C’était sa manière de dire qu’il ne voulait plus attendre. Sa manière de me dire adieu. Et ainsi, une fois de plus, une relation que je croyais sérieuse s’effaça devant cette exigence à laquelle je refusais de céder.
Joseph n’avait pas disparu comme les autres. Tandis que le temps et la distance avaient effacé peu à peu la présence de certains, le rendant flou dans mon esprit, lui, il était resté. Il avait trouvé le moyen de se frayer un chemin au-delà de l’absence, de contourner la séparation, de s’accrocher à moi par des liens invisibles mais tenaces. Il était parti, certes, mais en réalité, il était encore là.
Chaque jour, il s’arrangeait pour créer des occasions où nos chemins se croiseraient. Rien ne semblait le dissuader, ni les contraintes du temps ni celles de l’espace. Comme un architecte patient, il bâtissait ces instants, les tissant avec soin, veillant à ce qu’aucun d’eux ne soit laissé au hasard. Il m’invitait à boire un verre de jus avec lui, toujours sous des prétextes anodins : une envie soudaine de discuter, un simple besoin de compagnie, une pause dans sa journée qu’il préférait partager avec moi plutôt que de la passer seul. Mais au fond, ces rencontres n’avaient rien de fortuit. Elles étaient voulues, construites, désirées. Et moi, sans trop savoir pourquoi, je me retrouvais toujours à accepter.
Nos conversations n’étaient jamais vides. Il savait toujours quoi dire pour me faire sourire, pour attiser mon intérêt, pour faire vibrer en moi quelque chose d’indéfinissable. Ses paroles étaient pleines de douceur, parfois de légers sous-entendus, jamais trop appuyés mais assez présents pour laisser place au doute, à l’interrogation. Il n’était pas seulement un homme qui parlait, il était un homme qui tissait, qui tissait sa place en moi, mot après mot, échange après échange.

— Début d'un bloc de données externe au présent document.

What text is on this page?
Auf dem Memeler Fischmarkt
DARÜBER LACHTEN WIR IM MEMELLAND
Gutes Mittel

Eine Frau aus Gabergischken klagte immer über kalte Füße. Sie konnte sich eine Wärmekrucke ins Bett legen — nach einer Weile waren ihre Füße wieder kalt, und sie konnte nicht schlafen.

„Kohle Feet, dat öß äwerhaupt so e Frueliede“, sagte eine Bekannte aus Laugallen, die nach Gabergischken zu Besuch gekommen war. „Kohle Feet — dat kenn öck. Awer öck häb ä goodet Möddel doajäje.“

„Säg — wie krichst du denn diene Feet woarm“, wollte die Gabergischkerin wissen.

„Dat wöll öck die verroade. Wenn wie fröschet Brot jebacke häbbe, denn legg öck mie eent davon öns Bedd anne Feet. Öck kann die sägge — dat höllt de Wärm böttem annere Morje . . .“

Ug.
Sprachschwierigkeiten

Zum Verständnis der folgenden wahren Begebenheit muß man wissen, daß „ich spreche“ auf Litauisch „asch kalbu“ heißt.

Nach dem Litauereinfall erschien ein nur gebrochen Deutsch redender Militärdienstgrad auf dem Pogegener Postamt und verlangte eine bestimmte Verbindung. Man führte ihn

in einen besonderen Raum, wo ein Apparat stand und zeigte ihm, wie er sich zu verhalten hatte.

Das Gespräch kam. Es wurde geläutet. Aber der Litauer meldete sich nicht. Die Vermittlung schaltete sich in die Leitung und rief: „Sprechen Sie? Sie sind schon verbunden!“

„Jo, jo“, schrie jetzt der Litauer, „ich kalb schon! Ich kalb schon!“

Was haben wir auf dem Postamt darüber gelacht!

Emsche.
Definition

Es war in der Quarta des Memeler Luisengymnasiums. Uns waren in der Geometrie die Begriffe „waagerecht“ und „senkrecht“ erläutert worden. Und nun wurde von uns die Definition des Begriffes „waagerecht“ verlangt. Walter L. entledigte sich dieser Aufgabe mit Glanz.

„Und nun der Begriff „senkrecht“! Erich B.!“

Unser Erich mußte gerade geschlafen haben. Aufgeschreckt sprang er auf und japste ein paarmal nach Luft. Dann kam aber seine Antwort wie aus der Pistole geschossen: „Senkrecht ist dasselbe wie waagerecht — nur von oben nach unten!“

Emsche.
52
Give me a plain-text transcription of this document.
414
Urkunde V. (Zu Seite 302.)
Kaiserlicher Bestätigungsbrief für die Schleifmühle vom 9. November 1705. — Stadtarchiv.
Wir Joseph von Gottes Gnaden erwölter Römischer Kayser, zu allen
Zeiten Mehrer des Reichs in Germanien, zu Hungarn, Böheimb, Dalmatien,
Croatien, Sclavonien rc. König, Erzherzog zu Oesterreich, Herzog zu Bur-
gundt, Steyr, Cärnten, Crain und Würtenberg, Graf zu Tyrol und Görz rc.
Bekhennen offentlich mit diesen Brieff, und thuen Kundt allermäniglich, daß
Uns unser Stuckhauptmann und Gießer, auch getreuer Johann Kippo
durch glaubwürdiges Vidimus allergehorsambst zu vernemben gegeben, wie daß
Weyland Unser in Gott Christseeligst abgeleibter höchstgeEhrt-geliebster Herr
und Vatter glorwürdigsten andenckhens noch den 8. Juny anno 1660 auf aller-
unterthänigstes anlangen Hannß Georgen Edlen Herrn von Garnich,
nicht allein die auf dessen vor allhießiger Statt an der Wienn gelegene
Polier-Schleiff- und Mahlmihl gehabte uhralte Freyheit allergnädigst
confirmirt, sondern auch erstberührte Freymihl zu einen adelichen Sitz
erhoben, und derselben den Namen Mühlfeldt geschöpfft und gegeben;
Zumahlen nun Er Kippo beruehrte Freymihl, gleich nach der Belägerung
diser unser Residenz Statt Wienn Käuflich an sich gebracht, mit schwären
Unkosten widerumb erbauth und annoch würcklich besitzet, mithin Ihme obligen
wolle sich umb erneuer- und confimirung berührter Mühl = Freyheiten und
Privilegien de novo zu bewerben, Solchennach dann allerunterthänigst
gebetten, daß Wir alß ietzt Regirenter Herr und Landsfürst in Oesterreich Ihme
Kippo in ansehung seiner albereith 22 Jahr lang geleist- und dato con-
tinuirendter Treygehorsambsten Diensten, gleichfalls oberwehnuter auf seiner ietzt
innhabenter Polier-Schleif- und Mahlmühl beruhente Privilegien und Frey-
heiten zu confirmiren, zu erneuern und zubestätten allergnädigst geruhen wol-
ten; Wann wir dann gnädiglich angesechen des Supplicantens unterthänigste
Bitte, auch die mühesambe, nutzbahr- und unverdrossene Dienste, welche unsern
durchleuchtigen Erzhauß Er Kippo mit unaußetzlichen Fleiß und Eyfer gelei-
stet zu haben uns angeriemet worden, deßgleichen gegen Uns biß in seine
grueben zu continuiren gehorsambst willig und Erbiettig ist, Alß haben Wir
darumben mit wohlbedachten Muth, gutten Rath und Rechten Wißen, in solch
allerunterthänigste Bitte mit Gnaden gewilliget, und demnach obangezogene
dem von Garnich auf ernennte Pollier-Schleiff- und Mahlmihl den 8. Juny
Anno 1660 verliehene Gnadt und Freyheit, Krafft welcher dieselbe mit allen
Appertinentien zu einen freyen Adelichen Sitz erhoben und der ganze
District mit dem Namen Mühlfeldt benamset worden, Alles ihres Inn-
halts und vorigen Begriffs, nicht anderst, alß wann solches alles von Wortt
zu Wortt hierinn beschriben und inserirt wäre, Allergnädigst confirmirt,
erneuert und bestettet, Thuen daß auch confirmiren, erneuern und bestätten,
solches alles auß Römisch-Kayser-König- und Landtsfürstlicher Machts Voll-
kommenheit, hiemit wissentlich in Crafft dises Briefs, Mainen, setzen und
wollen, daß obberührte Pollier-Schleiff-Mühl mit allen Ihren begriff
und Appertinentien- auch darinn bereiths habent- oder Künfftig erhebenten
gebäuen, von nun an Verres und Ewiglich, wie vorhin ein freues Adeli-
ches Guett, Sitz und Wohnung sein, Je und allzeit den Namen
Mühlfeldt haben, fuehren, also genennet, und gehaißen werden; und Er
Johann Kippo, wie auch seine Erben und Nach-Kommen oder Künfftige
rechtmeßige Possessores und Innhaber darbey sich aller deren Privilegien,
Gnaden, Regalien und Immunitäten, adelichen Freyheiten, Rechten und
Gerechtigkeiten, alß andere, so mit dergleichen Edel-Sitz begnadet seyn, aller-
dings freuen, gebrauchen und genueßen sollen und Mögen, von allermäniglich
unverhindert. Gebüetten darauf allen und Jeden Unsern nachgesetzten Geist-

Mais ce qui me troublait le plus, c’était ses appels. Il ne se contentait pas d’un simple message pour prendre de mes nouvelles, ni d’un rapide coup de téléphone pour entendre ma voix. Non, il voulait me voir. Il exigeait parfois des appels vidéo, me disant qu’il avait juste envie de contempler mon visage. Cette demande, qui aurait pu sembler banale, prenait une tout autre dimension lorsqu’elle venait de lui. Il insistait avec une douceur désarmante, une insistance à laquelle il était difficile de résister. Je finissais toujours par céder, par répondre, par apparaître sur l’écran de son téléphone, sous son regard attentif et admiratif.
Et lorsqu’il me regardait ainsi, lorsqu’il laissait son regard s’attarder sur moi à travers l’écran, il ne pouvait s’empêcher de m’adresser des compliments. Il louait mes qualités, admirait ma beauté avec une sincérité troublante. Il trouvait toujours un détail à souligner : un éclat dans mes yeux, une douceur dans ma voix, une grâce dans ma manière d’être. Il ne disait jamais les choses de manière brutale ou ostentatoire. Non, ses paroles avaient cette subtilité qui les rendait encore plus marquantes, encore plus pénétrantes.
Peu à peu, presque sans que je m’en rende compte, cette présence qu’il entretenait s’était ancrée en moi. Il ne m’accordait pas la possibilité de l’oublier, il ne me laissait pas cette distance que les autres avaient naturellement imposée. Il était toujours là, même dans son absence. Il s’infiltrait dans mes pensées, dans mes habitudes, dans mon quotidien.
Oui, il était parti. Mais d’une étrange manière, il était resté. Plus présent que jamais.